VowpalWabbitClassifier does not work with --oaa (One Against All) argument
See original GitHub issueDescribe the bug Vowpal Wabbit’s One Against All classifier does not work via the MMLSpark interface.
To Reproduce
val vwClassifier = new VowpalWabbitClassifier()
.setFeaturesCol("features")
.setLabelCol("label")
.setProbabilityCol("predictedProb")
.setPredictionCol("predictedLabel")
.setRawPredictionCol("rawPrediction")
.setArgs("--oaa=2 --quiet --holdout_off")
features is a column of sparse vectors (constructed via VowpalWabbitFeaturizer in my case), label is a column of integers with values {1, 2}.
Expected behavior
val predictions = vwClassifier.fit(trainDF).transform(testDF)
predictions.show
would show my testDF with predictedLabel column containing predictions.

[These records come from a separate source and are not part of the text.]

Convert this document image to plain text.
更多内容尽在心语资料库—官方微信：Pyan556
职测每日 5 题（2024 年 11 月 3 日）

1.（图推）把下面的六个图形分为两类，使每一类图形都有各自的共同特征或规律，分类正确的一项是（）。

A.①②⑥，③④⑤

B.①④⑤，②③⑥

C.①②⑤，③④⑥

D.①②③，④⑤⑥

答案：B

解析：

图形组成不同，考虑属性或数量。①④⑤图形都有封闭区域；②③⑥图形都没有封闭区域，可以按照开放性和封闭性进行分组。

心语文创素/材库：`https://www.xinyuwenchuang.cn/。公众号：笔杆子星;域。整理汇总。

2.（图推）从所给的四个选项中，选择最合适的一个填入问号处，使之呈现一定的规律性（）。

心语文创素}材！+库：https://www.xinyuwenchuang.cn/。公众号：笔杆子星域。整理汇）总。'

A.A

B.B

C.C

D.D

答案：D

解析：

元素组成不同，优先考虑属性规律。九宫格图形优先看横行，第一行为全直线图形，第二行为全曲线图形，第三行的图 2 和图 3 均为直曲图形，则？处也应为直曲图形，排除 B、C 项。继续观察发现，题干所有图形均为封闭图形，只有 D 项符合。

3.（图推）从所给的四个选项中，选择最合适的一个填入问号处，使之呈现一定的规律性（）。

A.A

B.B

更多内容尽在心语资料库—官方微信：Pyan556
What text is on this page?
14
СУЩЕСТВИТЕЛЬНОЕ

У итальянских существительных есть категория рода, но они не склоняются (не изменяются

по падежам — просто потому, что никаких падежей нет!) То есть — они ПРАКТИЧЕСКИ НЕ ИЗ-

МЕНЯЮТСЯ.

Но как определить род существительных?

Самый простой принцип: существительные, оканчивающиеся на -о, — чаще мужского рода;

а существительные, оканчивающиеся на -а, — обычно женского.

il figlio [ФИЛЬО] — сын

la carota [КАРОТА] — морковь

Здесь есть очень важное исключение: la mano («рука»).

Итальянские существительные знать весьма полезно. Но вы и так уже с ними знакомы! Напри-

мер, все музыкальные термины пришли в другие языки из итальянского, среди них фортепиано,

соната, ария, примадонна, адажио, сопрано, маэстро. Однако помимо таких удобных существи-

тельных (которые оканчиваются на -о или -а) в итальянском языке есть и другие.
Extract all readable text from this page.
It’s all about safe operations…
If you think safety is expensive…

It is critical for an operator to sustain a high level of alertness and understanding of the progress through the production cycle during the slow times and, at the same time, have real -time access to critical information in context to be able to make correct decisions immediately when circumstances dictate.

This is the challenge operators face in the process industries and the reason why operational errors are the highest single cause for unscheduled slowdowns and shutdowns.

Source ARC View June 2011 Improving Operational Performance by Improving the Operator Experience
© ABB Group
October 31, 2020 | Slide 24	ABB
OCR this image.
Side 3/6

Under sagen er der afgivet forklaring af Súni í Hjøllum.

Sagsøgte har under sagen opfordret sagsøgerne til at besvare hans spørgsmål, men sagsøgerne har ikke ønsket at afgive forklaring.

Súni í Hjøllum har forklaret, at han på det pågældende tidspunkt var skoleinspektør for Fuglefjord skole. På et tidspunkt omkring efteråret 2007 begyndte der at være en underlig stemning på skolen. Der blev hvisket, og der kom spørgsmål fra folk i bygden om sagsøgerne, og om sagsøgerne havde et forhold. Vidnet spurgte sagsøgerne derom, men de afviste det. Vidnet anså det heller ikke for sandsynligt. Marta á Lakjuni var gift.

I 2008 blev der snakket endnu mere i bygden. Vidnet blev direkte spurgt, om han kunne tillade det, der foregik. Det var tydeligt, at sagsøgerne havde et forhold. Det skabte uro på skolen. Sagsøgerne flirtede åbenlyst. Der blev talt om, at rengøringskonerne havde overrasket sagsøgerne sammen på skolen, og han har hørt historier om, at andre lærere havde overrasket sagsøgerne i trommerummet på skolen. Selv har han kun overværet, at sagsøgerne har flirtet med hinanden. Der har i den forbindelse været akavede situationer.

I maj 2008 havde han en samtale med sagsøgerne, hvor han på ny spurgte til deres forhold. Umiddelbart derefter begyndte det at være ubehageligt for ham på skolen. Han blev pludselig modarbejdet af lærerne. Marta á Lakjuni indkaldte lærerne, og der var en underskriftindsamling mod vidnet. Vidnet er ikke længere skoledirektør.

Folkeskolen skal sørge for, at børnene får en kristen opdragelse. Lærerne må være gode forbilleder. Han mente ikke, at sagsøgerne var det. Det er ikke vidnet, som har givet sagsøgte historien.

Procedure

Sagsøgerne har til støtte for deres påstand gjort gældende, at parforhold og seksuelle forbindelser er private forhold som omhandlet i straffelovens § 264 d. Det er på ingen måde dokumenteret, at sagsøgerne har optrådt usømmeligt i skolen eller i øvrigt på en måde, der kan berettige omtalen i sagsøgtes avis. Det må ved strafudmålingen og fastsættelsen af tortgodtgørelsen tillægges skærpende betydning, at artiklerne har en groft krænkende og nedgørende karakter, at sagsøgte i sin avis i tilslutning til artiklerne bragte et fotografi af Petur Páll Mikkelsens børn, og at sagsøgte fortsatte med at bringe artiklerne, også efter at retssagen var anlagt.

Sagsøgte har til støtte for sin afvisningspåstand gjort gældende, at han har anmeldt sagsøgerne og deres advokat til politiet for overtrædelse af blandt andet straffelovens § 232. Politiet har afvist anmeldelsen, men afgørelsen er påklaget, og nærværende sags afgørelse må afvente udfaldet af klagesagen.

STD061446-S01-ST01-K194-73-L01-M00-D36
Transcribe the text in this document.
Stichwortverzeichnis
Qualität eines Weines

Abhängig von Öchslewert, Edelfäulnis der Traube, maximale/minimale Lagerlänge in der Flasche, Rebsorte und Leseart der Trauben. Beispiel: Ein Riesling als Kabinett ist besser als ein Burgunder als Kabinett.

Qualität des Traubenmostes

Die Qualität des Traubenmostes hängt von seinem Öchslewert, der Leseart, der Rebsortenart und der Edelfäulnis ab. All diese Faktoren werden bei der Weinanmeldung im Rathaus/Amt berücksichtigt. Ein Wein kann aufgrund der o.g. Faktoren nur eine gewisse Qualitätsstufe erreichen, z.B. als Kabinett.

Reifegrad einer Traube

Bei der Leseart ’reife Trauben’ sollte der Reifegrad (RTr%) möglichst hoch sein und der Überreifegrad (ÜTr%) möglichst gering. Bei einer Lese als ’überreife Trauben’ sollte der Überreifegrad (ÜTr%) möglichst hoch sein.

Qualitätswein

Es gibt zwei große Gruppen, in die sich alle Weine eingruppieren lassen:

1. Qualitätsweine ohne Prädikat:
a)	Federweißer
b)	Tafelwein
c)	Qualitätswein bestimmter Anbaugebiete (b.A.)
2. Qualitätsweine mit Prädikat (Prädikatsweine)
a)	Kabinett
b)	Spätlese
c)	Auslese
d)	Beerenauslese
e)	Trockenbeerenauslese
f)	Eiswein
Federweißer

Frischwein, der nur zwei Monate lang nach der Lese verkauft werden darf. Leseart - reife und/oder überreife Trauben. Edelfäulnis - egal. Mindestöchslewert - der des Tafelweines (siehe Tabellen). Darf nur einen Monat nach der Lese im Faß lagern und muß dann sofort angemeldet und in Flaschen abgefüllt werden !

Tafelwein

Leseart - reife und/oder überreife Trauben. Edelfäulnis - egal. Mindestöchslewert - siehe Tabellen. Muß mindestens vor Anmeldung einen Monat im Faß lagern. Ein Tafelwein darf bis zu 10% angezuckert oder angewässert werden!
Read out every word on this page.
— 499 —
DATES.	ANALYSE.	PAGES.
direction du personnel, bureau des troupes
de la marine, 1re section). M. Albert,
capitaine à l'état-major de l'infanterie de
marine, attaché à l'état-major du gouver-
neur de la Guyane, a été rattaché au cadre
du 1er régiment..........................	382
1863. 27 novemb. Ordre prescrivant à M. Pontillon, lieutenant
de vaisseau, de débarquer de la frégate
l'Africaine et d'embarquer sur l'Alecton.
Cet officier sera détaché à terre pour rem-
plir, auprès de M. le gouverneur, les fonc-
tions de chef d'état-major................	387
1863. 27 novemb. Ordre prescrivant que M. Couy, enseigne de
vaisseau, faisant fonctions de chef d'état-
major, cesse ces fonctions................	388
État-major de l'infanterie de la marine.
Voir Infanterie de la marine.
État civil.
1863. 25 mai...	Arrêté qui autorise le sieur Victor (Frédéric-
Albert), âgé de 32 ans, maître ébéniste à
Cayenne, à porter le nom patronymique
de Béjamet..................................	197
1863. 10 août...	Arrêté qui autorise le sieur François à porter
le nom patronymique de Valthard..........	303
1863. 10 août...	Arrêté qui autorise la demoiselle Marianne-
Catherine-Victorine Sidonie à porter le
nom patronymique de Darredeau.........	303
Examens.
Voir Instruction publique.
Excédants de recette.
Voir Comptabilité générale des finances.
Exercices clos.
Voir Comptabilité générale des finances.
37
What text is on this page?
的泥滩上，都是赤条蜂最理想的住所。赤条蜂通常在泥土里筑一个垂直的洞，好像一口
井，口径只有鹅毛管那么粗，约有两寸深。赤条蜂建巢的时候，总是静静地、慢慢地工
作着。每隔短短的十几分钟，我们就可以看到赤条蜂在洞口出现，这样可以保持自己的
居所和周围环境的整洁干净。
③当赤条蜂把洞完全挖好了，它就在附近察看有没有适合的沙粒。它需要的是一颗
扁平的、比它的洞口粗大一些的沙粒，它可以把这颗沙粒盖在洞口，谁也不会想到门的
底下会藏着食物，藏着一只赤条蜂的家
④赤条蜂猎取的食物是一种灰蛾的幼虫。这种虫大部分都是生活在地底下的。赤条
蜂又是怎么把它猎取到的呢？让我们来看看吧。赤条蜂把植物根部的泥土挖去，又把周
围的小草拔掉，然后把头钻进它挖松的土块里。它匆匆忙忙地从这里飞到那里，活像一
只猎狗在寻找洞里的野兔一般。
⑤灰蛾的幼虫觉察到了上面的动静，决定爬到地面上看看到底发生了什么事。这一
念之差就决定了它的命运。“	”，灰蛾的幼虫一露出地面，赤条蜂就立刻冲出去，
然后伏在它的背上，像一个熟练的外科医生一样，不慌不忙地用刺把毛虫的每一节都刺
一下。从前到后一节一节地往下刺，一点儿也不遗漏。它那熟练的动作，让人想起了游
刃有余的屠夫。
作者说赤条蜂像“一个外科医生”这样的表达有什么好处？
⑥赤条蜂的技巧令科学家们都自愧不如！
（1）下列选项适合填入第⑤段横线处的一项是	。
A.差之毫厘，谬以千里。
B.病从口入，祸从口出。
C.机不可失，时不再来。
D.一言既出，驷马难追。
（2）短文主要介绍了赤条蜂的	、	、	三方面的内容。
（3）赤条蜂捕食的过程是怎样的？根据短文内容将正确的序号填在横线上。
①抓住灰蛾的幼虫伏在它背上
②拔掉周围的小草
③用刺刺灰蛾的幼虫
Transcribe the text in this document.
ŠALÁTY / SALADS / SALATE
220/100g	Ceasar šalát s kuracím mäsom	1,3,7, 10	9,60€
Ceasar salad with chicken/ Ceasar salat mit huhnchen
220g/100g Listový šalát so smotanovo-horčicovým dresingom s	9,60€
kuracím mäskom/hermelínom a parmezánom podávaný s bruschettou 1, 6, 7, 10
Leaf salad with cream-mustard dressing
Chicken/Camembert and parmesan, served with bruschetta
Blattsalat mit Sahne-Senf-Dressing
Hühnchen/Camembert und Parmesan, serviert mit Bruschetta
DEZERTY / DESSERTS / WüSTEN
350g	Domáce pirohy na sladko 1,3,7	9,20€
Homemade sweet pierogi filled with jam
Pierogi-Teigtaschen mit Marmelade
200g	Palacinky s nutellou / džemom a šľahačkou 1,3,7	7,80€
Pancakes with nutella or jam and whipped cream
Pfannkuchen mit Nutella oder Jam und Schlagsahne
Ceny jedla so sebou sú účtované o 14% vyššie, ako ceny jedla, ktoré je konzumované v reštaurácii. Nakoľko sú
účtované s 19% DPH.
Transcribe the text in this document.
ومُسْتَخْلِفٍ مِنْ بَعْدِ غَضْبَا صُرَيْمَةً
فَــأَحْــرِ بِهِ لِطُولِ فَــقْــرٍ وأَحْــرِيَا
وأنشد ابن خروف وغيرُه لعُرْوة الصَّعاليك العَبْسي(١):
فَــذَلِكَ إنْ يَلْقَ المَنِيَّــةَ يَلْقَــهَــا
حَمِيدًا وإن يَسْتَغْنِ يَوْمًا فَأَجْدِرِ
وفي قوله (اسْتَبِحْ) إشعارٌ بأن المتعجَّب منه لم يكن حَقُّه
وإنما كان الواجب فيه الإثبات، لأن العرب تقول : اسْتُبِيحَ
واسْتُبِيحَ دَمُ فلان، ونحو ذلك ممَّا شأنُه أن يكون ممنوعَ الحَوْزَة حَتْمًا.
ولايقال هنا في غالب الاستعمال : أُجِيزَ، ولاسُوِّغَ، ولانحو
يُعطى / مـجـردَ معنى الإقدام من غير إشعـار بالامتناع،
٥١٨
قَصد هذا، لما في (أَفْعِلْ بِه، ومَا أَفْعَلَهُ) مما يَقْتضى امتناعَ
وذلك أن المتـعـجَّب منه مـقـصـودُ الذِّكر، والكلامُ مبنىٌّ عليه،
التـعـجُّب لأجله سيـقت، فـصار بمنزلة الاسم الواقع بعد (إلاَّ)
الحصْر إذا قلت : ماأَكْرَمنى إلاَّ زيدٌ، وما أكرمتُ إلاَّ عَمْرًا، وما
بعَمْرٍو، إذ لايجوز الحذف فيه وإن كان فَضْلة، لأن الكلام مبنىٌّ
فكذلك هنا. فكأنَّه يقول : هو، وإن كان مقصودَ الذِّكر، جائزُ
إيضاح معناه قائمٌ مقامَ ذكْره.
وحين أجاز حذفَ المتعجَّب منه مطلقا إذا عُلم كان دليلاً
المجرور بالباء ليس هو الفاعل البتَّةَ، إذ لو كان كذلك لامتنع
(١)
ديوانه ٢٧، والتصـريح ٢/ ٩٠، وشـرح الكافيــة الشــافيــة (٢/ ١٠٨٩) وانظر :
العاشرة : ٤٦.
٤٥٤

Info (please complete the following information):
- MMLSpark Version: 1.0.0-rc1
- Spark Version: 2.4.3
- Spark Platform: AWS EMR 5.26.0 (Zeppelin 0.8.1)
** Stacktrace**
org.apache.spark.SparkException: Job aborted due to stage failure: Task 95 in stage 46.0 failed 4 times, most recent failure: Lost task 95.3 in stage 46.0 (TID 2609, ip-10-5-29-73.ec2.internal, executor 7): org.apache.spark.SparkException: Failed to execute user defined function($anonfun$2: (struct<features:struct<type:tinyint,size:int,indices:array<int>,values:array<double>>>) => double)
at org.apache.spark.sql.catalyst.expressions.GeneratedClass$GeneratedIteratorForCodegenStage1.processNext(Unknown Source)
at org.apache.spark.sql.execution.BufferedRowIterator.hasNext(BufferedRowIterator.java:43)
at org.apache.spark.sql.execution.WholeStageCodegenExec$$anonfun$13$$anon$1.hasNext(WholeStageCodegenExec.scala:636)
at org.apache.spark.sql.execution.SparkPlan$$anonfun$2.apply(SparkPlan.scala:291)
at org.apache.spark.sql.execution.SparkPlan$$anonfun$2.apply(SparkPlan.scala:283)
at org.apache.spark.rdd.RDD$$anonfun$mapPartitionsInternal$1$$anonfun$apply$24.apply(RDD.scala:836)
at org.apache.spark.rdd.RDD$$anonfun$mapPartitionsInternal$1$$anonfun$apply$24.apply(RDD.scala:836)
at org.apache.spark.rdd.MapPartitionsRDD.compute(MapPartitionsRDD.scala:52)
at org.apache.spark.rdd.RDD.computeOrReadCheckpoint(RDD.scala:324)
at org.apache.spark.rdd.RDD.iterator(RDD.scala:288)
at org.apache.spark.rdd.MapPartitionsRDD.compute(MapPartitionsRDD.scala:52)
at org.apache.spark.rdd.RDD.computeOrReadCheckpoint(RDD.scala:324)
at org.apache.spark.rdd.RDD.iterator(RDD.scala:288)
at org.apache.spark.scheduler.ResultTask.runTask(ResultTask.scala:90)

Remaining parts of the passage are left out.